La fonction publique genevoise en alerte pour sa caisse de pension

Genève• le Conseil d’Etat veut faire passer la Caisse de pension de l'Etat de Genève d’un système basé sur la primauté des prestations à la primauté des cotisations, ce dernier étant nettement plus défavorable aux salariés. La gauche et les syndicats protestent

CPEG? Sous cet acronyme se cache la caisse de pension de l’Etat de Genève, née de la fusion en 2013 de la CIA et de la CEH, approuvée par les Genevois. Aujourd’hui, celle-ci doit être renflouée pour respecter les normes fédérales de 2010 qui exigent un taux de couverture de 60% en 2020 et de 80% en 2052. Pour ce faire, le Conseil d’Etat a annoncé début avril qu’il serait prêt à recapitaliser la caisse en échange du passage d’un système basé sur la primauté des prestations à la primauté des cotisations, ce dernier étant nettement plus défavorable aux salariés.

Contre-projet de la gauche et du MCG
Face à cette menace, Ensemble à Gauche, les socialistes, le MCG et les Verts ont déposé le 10 avril dernier un projet de loi alternatif, visant une capitalisation d’environ un milliard (800 millions d’apport de l’État + 200 millions sous forme de cotisations supplémentaires à charge des assurés de 0,55 % pendant 12 ans et demi) «pour parer à l’urgence avec laquelle le Conseil d’État aimerait soudain traiter ce dossier». Leur projet sera discuté le 24 avril au Grand Conseil, quelques jours avant une réunion importante et décisionnaire du comité de la CPEG, présidée depuis décembre 2016 par Eric Alves de Souza, avocat très contesté par les syndicats.

Mobilisation le 4 mai
L’assemblée des délégués du Cartel syndical, qui a vu le retour du syndicat SSP dans ses rangs après la bisbille occasionnée par la fusion des caisses de retraite, a d’ores et déjà pris la décision d’un mouvement de mobilisation le 4 mai, jour de la réunion du comité de la CPEG, qui devrait annoncer de nouvelles baisses de prestations.

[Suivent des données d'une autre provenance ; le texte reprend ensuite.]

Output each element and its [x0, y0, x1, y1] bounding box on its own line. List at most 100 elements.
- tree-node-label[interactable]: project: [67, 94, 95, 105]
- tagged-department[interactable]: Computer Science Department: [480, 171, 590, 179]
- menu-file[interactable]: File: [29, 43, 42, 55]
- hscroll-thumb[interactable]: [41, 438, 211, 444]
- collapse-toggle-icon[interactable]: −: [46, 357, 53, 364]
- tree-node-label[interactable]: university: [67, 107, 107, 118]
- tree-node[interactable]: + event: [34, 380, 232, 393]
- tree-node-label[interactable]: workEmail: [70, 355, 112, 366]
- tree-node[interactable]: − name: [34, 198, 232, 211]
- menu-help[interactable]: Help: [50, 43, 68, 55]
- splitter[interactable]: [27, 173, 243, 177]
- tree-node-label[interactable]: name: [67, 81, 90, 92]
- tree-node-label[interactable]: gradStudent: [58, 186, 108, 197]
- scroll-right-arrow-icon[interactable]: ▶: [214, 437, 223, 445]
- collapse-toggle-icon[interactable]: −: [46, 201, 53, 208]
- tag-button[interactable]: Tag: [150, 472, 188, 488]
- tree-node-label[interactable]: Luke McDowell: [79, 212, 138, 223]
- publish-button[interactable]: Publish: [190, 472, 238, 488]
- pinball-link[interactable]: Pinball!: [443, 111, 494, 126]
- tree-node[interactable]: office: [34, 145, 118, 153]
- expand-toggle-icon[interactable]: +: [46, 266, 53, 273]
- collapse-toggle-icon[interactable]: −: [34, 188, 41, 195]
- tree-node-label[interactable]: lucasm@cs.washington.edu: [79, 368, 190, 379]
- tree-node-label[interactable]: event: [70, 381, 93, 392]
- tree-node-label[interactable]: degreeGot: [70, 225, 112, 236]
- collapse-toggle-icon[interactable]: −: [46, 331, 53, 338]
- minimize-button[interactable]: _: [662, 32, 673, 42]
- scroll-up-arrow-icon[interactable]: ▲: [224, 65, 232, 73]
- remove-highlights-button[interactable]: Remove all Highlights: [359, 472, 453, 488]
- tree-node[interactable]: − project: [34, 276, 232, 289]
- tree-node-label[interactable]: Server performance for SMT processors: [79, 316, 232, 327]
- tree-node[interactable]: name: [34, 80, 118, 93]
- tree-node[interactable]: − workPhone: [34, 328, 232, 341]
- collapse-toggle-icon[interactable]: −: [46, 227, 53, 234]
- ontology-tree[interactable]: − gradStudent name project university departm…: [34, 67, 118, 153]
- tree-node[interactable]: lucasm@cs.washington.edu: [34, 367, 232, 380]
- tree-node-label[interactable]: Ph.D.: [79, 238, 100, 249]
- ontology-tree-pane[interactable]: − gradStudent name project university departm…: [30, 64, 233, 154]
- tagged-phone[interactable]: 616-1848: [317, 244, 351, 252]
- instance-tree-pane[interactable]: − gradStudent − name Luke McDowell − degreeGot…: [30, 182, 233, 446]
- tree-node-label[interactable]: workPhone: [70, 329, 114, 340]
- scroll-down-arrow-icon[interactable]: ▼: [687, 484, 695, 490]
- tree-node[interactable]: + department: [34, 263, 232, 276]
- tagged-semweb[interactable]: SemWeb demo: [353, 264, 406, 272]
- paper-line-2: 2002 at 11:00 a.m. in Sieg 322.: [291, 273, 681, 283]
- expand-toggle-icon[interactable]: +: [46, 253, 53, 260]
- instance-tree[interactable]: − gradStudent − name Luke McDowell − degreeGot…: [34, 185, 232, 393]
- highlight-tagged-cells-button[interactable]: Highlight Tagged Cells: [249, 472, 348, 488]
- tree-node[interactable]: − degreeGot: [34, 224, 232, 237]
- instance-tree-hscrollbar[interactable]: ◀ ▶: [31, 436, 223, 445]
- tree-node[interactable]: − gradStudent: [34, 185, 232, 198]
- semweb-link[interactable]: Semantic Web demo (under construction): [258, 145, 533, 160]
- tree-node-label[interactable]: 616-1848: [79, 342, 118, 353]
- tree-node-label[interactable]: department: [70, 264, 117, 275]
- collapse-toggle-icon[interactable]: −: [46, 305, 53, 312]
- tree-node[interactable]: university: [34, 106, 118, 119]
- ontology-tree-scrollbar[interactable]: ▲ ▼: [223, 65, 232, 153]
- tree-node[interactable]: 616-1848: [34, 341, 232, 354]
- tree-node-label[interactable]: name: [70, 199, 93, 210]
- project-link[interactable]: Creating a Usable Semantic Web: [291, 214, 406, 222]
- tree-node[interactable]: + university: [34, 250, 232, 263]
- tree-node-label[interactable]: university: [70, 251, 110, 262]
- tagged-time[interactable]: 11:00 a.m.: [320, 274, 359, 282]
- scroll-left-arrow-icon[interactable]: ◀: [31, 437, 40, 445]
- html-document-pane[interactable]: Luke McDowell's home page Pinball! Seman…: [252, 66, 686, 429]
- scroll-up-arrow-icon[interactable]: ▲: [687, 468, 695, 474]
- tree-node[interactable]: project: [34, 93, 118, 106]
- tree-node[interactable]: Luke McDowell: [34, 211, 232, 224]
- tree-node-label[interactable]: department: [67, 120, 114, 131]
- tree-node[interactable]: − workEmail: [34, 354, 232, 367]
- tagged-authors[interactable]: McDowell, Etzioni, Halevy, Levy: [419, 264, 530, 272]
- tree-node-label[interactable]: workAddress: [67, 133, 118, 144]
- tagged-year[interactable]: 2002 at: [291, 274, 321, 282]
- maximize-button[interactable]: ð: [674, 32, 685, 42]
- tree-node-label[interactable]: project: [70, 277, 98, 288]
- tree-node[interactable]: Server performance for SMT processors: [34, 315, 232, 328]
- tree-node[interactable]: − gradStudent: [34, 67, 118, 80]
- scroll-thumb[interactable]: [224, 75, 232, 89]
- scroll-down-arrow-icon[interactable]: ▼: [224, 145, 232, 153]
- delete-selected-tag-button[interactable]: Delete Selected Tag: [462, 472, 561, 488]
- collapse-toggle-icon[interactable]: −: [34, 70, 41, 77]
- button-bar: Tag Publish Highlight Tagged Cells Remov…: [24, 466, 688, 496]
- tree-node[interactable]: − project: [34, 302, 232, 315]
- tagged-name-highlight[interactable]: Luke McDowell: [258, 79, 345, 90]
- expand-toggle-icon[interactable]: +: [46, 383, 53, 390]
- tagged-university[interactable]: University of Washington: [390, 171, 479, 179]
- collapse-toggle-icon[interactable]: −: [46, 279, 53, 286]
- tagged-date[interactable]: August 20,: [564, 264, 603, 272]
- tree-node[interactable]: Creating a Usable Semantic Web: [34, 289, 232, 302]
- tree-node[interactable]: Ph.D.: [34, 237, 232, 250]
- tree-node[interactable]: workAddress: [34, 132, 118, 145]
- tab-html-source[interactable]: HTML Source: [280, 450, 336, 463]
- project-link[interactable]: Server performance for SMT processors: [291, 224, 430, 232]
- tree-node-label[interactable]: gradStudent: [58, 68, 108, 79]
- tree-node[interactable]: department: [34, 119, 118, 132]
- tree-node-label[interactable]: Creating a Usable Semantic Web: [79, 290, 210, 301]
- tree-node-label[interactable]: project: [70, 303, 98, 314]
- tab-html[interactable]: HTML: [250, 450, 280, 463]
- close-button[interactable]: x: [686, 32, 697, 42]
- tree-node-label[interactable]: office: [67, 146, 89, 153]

Le Cartel estime que celles-ci pourraient être de l’ordre de 15 à 20%. «Ce qui fera des baisses totales de 35 à 40% en comptant celle relative à la fusion de 2013 et celle par rapport à l’augmentation de l’âge pivot de la retraite passé de 64 à 65 ans», calcule le Cartel, qui a lancé une pétition «pour le maintien des prestations CPEG». En parallèle, l’assemblée des délégués du Cartel a aussi décidé à ses représentants de continuer ses rencontres, entamées à la mi-janvier, avec le Conseil d’Etat, en revendiquant une capitalisation suffisante de la caisse, le maintien des prestations actuelles et le gel des décisions du comité de la CPEG.